Mary is stunned, and instantly empowered in a way she had never been.  “Let me get this straight,” she shoots back.  “The only reason he was paid $50 more a week than I am is because he was a man?”

“Sure,” Lou says with a smile.  “It has nothing to do with your work.”

“I want to get this straight,” Mary continues.  “I’m doing as good a job as he did …”

Lou interrupts.  “Better,” he says.

“Better!” Mary exclaims.  “And I’m being paid less than he was because …”

“You’re a woman,” Lou explains.

Mary is, indeed, now “representing women everywhere,” as she said earlier to Rhoda.  “There is no good reason why two people doing the same job at the same place shouldn’t be making …”

Lou interrupts again.  “He had a family to support,” he says.  “You don’t.  Now, why don’t you come back when you have an answer?”

Mary is speechless, but I am certain that the millions of women watching that night had a lot to say.

Later in the episode, during the first telecast of The Six O’Clock News in its new “entertaining” format, Mary delivers the editorial commentary because, as she tells Rhoda, “The station manager is under pressure to use more women on the air.”  (Again, consider the era.)

But when the focus turns from the witty banter between newly paired Ted Baxter, the unctuous anchorman, and Gordy Howard, the weatherman turned co-anchor for the new format, to Mary’s serious presentation (on population control), Ted continually interrupts with stupid jokes.  Mary grows increasingly irritated until she loses her cool and snaps, “Will you shut up, Ted?”

In one of the funniest final sequences of this or any other sitcom, Lou tells Mary that he has thought about her salary request and has decided to raise her $25 per week.  Mary, to her credit, isn’t having it.

“Mr. Grant,” she says, “I’m not sure you understand the principle here.”

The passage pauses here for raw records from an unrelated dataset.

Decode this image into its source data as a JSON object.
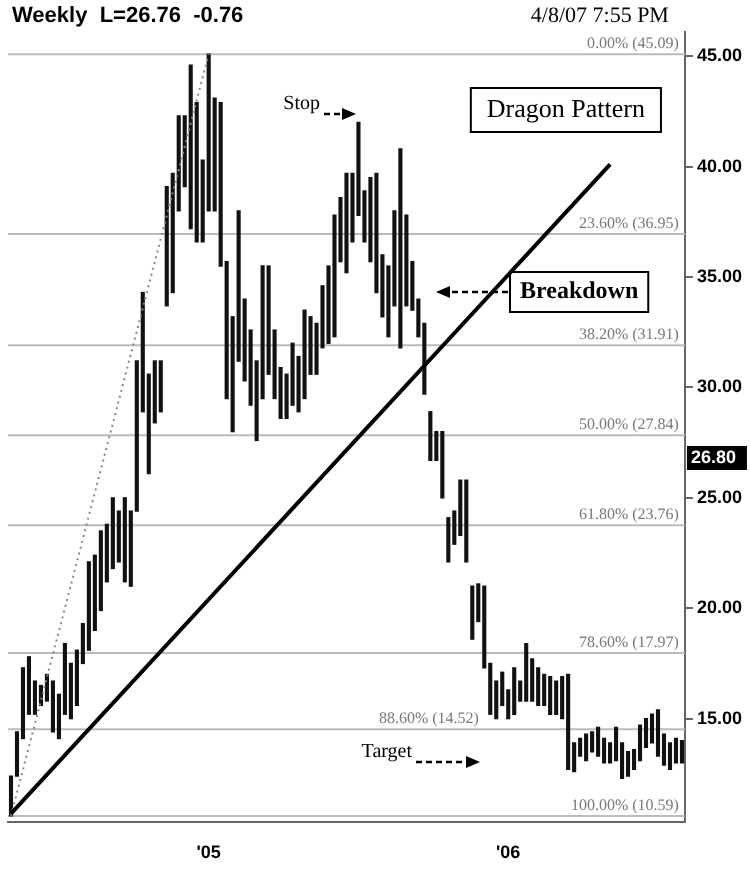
{
  "chart_data": {
    "type": "bar",
    "title": "Weekly  L=26.76  -0.76",
    "subtitle": "4/8/07 7:55 PM",
    "categories": [
      null,
      null,
      null,
      null,
      null,
      null,
      null,
      null,
      null,
      null,
      null,
      null,
      null,
      null,
      null,
      null,
      null,
      null,
      null,
      null,
      null,
      null,
      null,
      null,
      null,
      null,
      null,
      null,
      null,
      null,
      null,
      null,
      null,
      "'05",
      null,
      null,
      null,
      null,
      null,
      null,
      null,
      null,
      null,
      null,
      null,
      null,
      null,
      null,
      null,
      null,
      null,
      null,
      null,
      null,
      null,
      null,
      null,
      null,
      null,
      null,
      null,
      null,
      null,
      null,
      null,
      null,
      null,
      null,
      null,
      null,
      null,
      null,
      null,
      null,
      null,
      null,
      null,
      null,
      null,
      null,
      null,
      null,
      null,
      "'06",
      null,
      null,
      null,
      null,
      null,
      null,
      null,
      null,
      null,
      null,
      null,
      null,
      null,
      null,
      null,
      null,
      null,
      null,
      null,
      null,
      null,
      null,
      null,
      null,
      null,
      null,
      null,
      null,
      null
    ],
    "series": [
      {
        "color": "#111111",
        "base": [
          10.6,
          12.4,
          14.1,
          15.2,
          15.2,
          15.6,
          15.8,
          14.4,
          14.1,
          15.2,
          15.0,
          15.6,
          17.5,
          18.1,
          19.0,
          19.9,
          21.2,
          21.8,
          22.1,
          21.2,
          21.0,
          24.4,
          28.9,
          26.1,
          28.4,
          28.9,
          33.7,
          34.3,
          38.0,
          39.1,
          37.2,
          36.6,
          36.6,
          38.0,
          38.0,
          35.5,
          29.5,
          28.0,
          31.2,
          30.3,
          29.2,
          27.6,
          29.5,
          30.6,
          29.5,
          28.6,
          28.6,
          29.2,
          28.9,
          29.5,
          30.6,
          30.6,
          31.8,
          32.0,
          32.3,
          35.7,
          35.2,
          36.6,
          37.8,
          36.6,
          35.7,
          34.3,
          33.2,
          32.3,
          33.7,
          31.8,
          33.7,
          33.5,
          32.3,
          29.7,
          26.7,
          26.7,
          25.0,
          22.1,
          22.9,
          23.3,
          22.1,
          18.6,
          19.4,
          17.3,
          15.2,
          15.0,
          15.6,
          15.0,
          15.2,
          15.8,
          15.8,
          15.8,
          15.6,
          15.6,
          15.2,
          15.2,
          15.0,
          12.7,
          12.6,
          13.3,
          13.1,
          13.5,
          13.3,
          13.0,
          13.0,
          13.1,
          12.3,
          12.4,
          12.7,
          13.1,
          13.7,
          13.9,
          13.3,
          12.9,
          12.7,
          13.0,
          13.0
        ],
        "values": [
          1.8,
          2.0,
          3.2,
          2.6,
          1.5,
          0.9,
          1.2,
          2.3,
          2.0,
          3.2,
          2.5,
          2.5,
          1.8,
          4.0,
          3.4,
          3.6,
          2.6,
          3.2,
          2.3,
          3.8,
          3.4,
          6.8,
          5.4,
          4.5,
          2.8,
          2.3,
          5.4,
          5.4,
          4.3,
          3.2,
          7.4,
          6.3,
          3.7,
          7.1,
          5.1,
          7.4,
          6.2,
          5.2,
          6.8,
          3.7,
          3.4,
          3.6,
          6.0,
          4.9,
          3.1,
          2.3,
          2.0,
          2.8,
          2.5,
          4.0,
          2.6,
          2.3,
          2.8,
          3.5,
          5.5,
          2.9,
          4.5,
          3.1,
          4.2,
          2.3,
          3.8,
          5.4,
          2.8,
          3.2,
          4.3,
          9.0,
          4.1,
          2.2,
          1.7,
          3.2,
          2.2,
          1.3,
          3.0,
          2.0,
          1.5,
          2.5,
          3.7,
          2.4,
          1.7,
          3.7,
          2.3,
          1.7,
          1.5,
          1.3,
          2.1,
          0.9,
          2.6,
          1.9,
          1.7,
          1.4,
          1.7,
          1.5,
          1.9,
          4.3,
          1.3,
          0.8,
          1.2,
          0.9,
          1.3,
          1.1,
          0.9,
          1.5,
          1.6,
          1.1,
          0.9,
          1.6,
          1.3,
          1.3,
          2.1,
          1.4,
          1.2,
          1.1,
          1.0
        ]
      },
      {
        "type": "line",
        "color": "#000000",
        "line_style": "solid",
        "values": [
          10.7,
          null,
          null,
          null,
          null,
          null,
          null,
          null,
          null,
          null,
          null,
          null,
          null,
          null,
          null,
          null,
          null,
          null,
          null,
          null,
          null,
          null,
          null,
          null,
          null,
          null,
          null,
          null,
          null,
          null,
          null,
          null,
          null,
          null,
          null,
          null,
          null,
          null,
          null,
          null,
          null,
          null,
          null,
          null,
          null,
          null,
          null,
          null,
          null,
          null,
          null,
          null,
          null,
          null,
          null,
          null,
          null,
          null,
          null,
          null,
          null,
          null,
          null,
          null,
          null,
          null,
          null,
          null,
          null,
          null,
          null,
          null,
          null,
          null,
          null,
          null,
          null,
          null,
          null,
          null,
          null,
          null,
          null,
          null,
          null,
          null,
          null,
          null,
          null,
          null,
          null,
          null,
          null,
          null,
          null,
          null,
          null,
          null,
          null,
          null,
          40.1,
          null,
          null,
          null,
          null,
          null,
          null,
          null,
          null,
          null,
          null,
          null,
          null
        ]
      },
      {
        "type": "line",
        "color": "#888888",
        "line_style": "dotted",
        "values": [
          10.6,
          null,
          null,
          null,
          null,
          null,
          null,
          null,
          null,
          null,
          null,
          null,
          null,
          null,
          null,
          null,
          null,
          null,
          null,
          null,
          null,
          null,
          null,
          null,
          null,
          null,
          null,
          null,
          null,
          null,
          null,
          null,
          null,
          45.1,
          null,
          null,
          null,
          null,
          null,
          null,
          null,
          null,
          null,
          null,
          null,
          null,
          null,
          null,
          null,
          null,
          null,
          null,
          null,
          null,
          null,
          null,
          null,
          null,
          null,
          null,
          null,
          null,
          null,
          null,
          null,
          null,
          null,
          null,
          null,
          null,
          null,
          null,
          null,
          null,
          null,
          null,
          null,
          null,
          null,
          null,
          null,
          null,
          null,
          null,
          null,
          null,
          null,
          null,
          null,
          null,
          null,
          null,
          null,
          null,
          null,
          null,
          null,
          null,
          null,
          null,
          null,
          null,
          null,
          null,
          null,
          null,
          null,
          null,
          null,
          null,
          null,
          null,
          null
        ]
      }
    ],
    "ylim": [
      10.3,
      46.1
    ],
    "yticks": [
      {
        "value": 15,
        "label": "15.00"
      },
      {
        "value": 20,
        "label": "20.00"
      },
      {
        "value": 25,
        "label": "25.00"
      },
      {
        "value": 30,
        "label": "30.00"
      },
      {
        "value": 35,
        "label": "35.00"
      },
      {
        "value": 40,
        "label": "40.00"
      },
      {
        "value": 45,
        "label": "45.00"
      }
    ],
    "grid": false,
    "legend": false,
    "ref_lines": [
      {
        "axis": "y",
        "value": 45.09,
        "label": "0.00% (45.09)",
        "color": "#bbbbbb"
      },
      {
        "axis": "y",
        "value": 36.95,
        "label": "23.60% (36.95)",
        "color": "#bbbbbb"
      },
      {
        "axis": "y",
        "value": 31.91,
        "label": "38.20% (31.91)",
        "color": "#bbbbbb"
      },
      {
        "axis": "y",
        "value": 27.84,
        "label": "50.00% (27.84)",
        "color": "#bbbbbb"
      },
      {
        "axis": "y",
        "value": 23.76,
        "label": "61.80% (23.76)",
        "color": "#bbbbbb"
      },
      {
        "axis": "y",
        "value": 17.97,
        "label": "78.60% (17.97)",
        "color": "#bbbbbb"
      },
      {
        "axis": "y",
        "value": 14.52,
        "label": "88.60% (14.52)",
        "color": "#bbbbbb"
      },
      {
        "axis": "y",
        "value": 10.59,
        "label": "100.00% (10.59)",
        "color": "#bbbbbb"
      }
    ],
    "annotations": [
      "Stop",
      "Breakdown",
      "Target",
      "Dragon Pattern",
      {
        "text": "26.80",
        "y": 26.8
      }
    ]
  }
}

Her point has been made.  “The whole $50, huh?” Lou asks.

“Right,” she says.

“Ok,” Lou responds, “I’ll try to get you $50 a week more.”

Ted overhears this exchange and turns to Lou, seething with indignation.  “Why are you giving a $50-a-week raise to someone who told me to shut up on the air?” he barks.

“It’s all I can afford, Ted,” Lou replies.

The line is as priceless as the episode is timeless.  Indeed, everything about this show remains relevant today or is, at the very least, worth thinking about.  Also, it is as funny now as it was then.  These are hallmarks of a groundbreaking sitcom.  The Mary Tyler Moore Show broke more ground than most.